FIG. 2 illustrates a typical deployment for blade enclosures such as blade enclosure 100. Blade computer system 200 includes one or more client devices 202, one or more blade enclosures 100 and an allocation server 204, all in communication via a network 206. In such a system, allocation server 204 dynamically establishes a mapping, as needed, between client devices 202 and individual blades 102 that are housed within blade enclosures 100. The configuration of FIG. 2 improves utilization of hardware relative to stand-alone computer deployments because individual blades need not be dedicated to a single user, but instead may be allocated to users dynamically as clients 202 become active and inactive. The result is that a given blade might provide processor and main memory resources to support the processes of client 1 for a time, and then later for client 2 when client 1 no longer needs those resources. Persistent data belonging to clients 1 and 2 may be retained in network storage devices (not shown) that are also coupled to network 206. The configuration of FIG. 2 delivers other advantages as well, such as easier system administration for blades 102 relative to the system administration that is required for distributed, stand-alone computers.
One difficulty in the design of blade enclosures 100 is the aggregate power consumption of and the heat generated by the blades that are housed within the blade enclosure.

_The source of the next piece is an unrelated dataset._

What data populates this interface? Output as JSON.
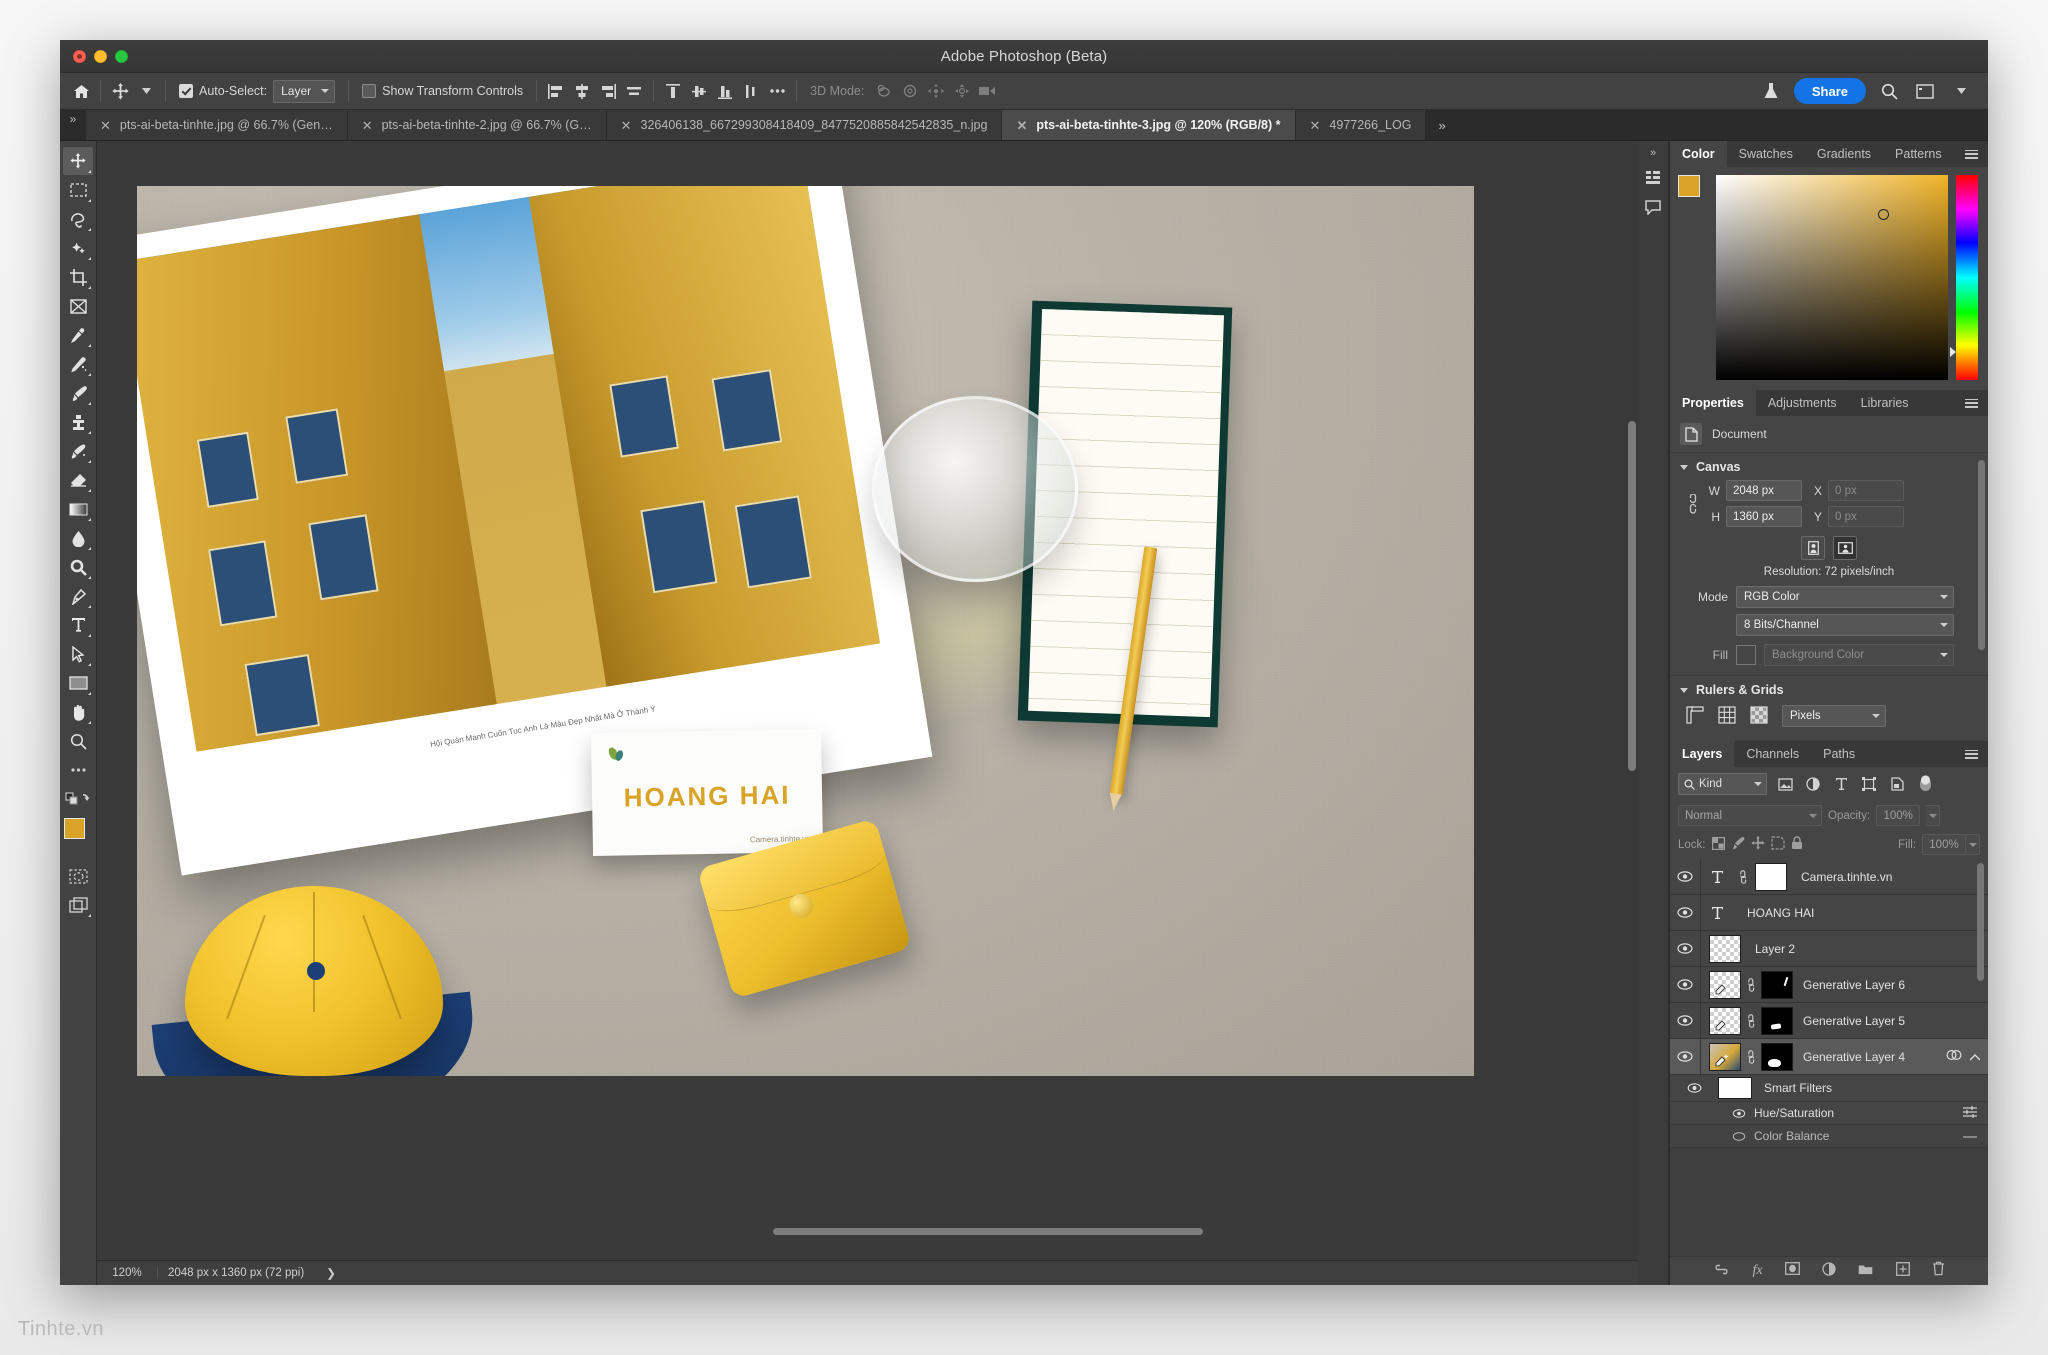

By way of background, methods have been developed to reduce power consumption for stand-alone computers. One such method is called operating system-directed power management (“OSPM”) and is described in the well-known Advanced Configuration and Power Interface (“ACPI”) specification. OSPM/ACPI-compliant computers are capable of existing in a working state in which all system resources are powered on and are ready to perform useful work immediately, or in any one of a spectrum of sleeping states in which power consumption is reduced. The sleeping states are numbered S1 to S5. In sleeping state S1, for example, all system context and main memory contents are maintained so that the system may be returned to the working state with a minimal amount of latency. In sleeping state S5, on the other hand, no system context or main memory contents are maintained. From this state, a complete boot is required to return the system to the working state. In the intermediate sleeping state S3, system memory is maintained, but all other system context is lost. A system may be returned to the working state from S3 simply by resuming control at the processor's reset vector.

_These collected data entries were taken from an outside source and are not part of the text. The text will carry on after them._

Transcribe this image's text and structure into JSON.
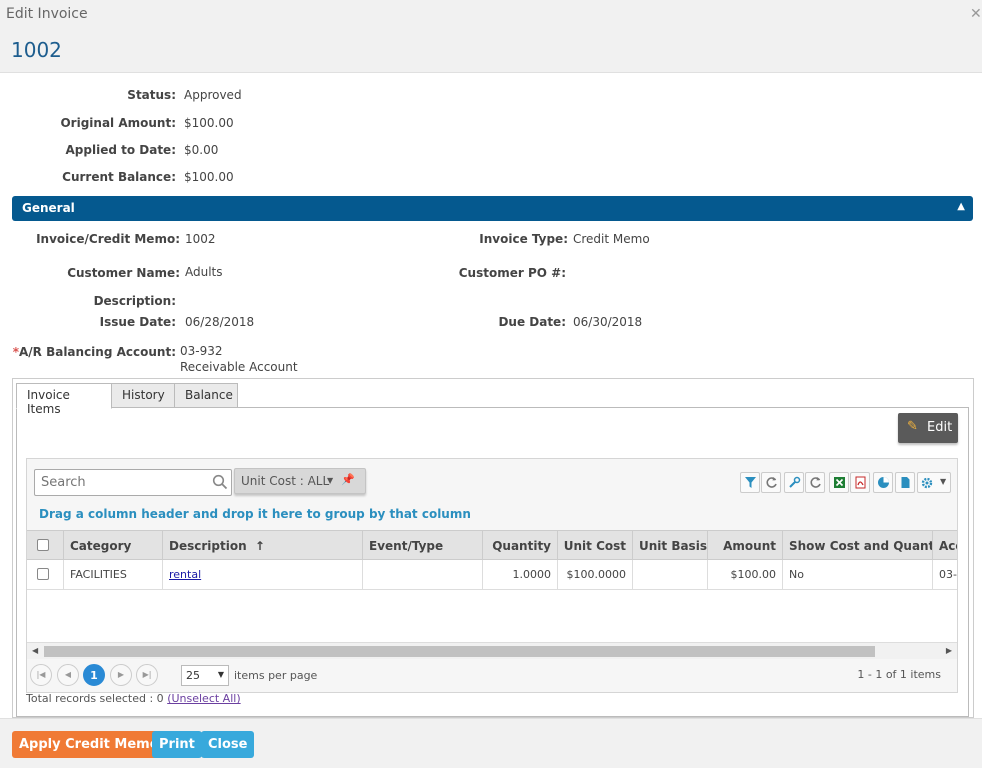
{
  "window": {
    "title": "Edit Invoice",
    "invoice_number": "1002"
  },
  "summary": [
    {
      "label": "Status:",
      "value": "Approved"
    },
    {
      "label": "Original Amount:",
      "value": "$100.00"
    },
    {
      "label": "Applied to Date:",
      "value": "$0.00"
    },
    {
      "label": "Current Balance:",
      "value": "$100.00"
    }
  ],
  "section": {
    "title": "General"
  },
  "general": {
    "invoice_credit_memo": {
      "label": "Invoice/Credit Memo:",
      "value": "1002"
    },
    "invoice_type": {
      "label": "Invoice Type:",
      "value": "Credit Memo"
    },
    "customer_name": {
      "label": "Customer Name:",
      "value": "Adults"
    },
    "customer_po": {
      "label": "Customer PO #:",
      "value": ""
    },
    "description": {
      "label": "Description:",
      "value": ""
    },
    "issue_date": {
      "label": "Issue Date:",
      "value": "06/28/2018"
    },
    "due_date": {
      "label": "Due Date:",
      "value": "06/30/2018"
    },
    "ar_account": {
      "required_mark": "*",
      "label": "A/R Balancing Account:",
      "value": "03-932",
      "subvalue": "Receivable Account"
    }
  },
  "tabs": [
    {
      "label": "Invoice Items",
      "active": true
    },
    {
      "label": "History",
      "active": false
    },
    {
      "label": "Balance",
      "active": false
    }
  ],
  "edit_button": {
    "label": "Edit",
    "icon": "pencil-icon"
  },
  "grid": {
    "search_placeholder": "Search",
    "filter_chip": "Unit Cost : ALL",
    "group_hint": "Drag a column header and drop it here to group by that column",
    "columns": [
      "Category",
      "Description",
      "Event/Type",
      "Quantity",
      "Unit Cost",
      "Unit Basis",
      "Amount",
      "Show Cost and Quant...",
      "Acc"
    ],
    "sort_indicator": "↑",
    "rows": [
      {
        "category": "FACILITIES",
        "description": "rental",
        "event_type": "",
        "quantity": "1.0000",
        "unit_cost": "$100.0000",
        "unit_basis": "",
        "amount": "$100.00",
        "show_cost": "No",
        "account": "03-"
      }
    ],
    "pager": {
      "current_page": "1",
      "page_size": "25",
      "items_per_page_label": "items per page",
      "info": "1 - 1 of 1 items"
    },
    "total_records": "Total records selected : 0",
    "unselect_all": "(Unselect All)"
  },
  "footer": {
    "apply": "Apply Credit Memo",
    "print": "Print",
    "close": "Close"
  },
  "colors": {
    "accent": "#05598f",
    "orange": "#f07a35",
    "blue": "#38a9dc",
    "link_hint": "#2b8fbf"
  }
}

In an OSPM/ACPI-compliant computer, the local host operating system directs all system and device power state transitions. In such a computer, the local host operating system has complete discretion to place the computer into one of the sleeping states if it detects, for example, that certain resources of the computer have not been used for a predetermined period of time according to a local host timer. Alternatively, a human user may press a sleep button or a power-off button on the local host computer to induce the local host operating system to move the computer from the working state to one of the sleep states.
Although OSPM/ACPI achieves benefits for stand-alone computers normally attended by human users, the inventors hereof have discovered that it is not possible to apply the teachings of the ACPI specification directly to blade computers such as blades 102. This is so for a variety of reasons including the facts that blades 102 are not normally attended by human users and that each of blades 102 has its own operating system. If the teachings of the ACPI specification were applied directly to blade enclosure 100, then each of the blades 102 within the server would independently be able to place itself into one of the sleeping states at any arbitrary time. If this were to happen, then a subsequent request issued to a sleeping blade by enclosure manager 114 or by allocation server 204 would either not be acknowledged or would be acknowledged with such latency that enclosure manager 114 or allocation server 204 would conclude that the blade had malfunctioned or no longer existed. The result would be that the sleeping blade would cease to be used.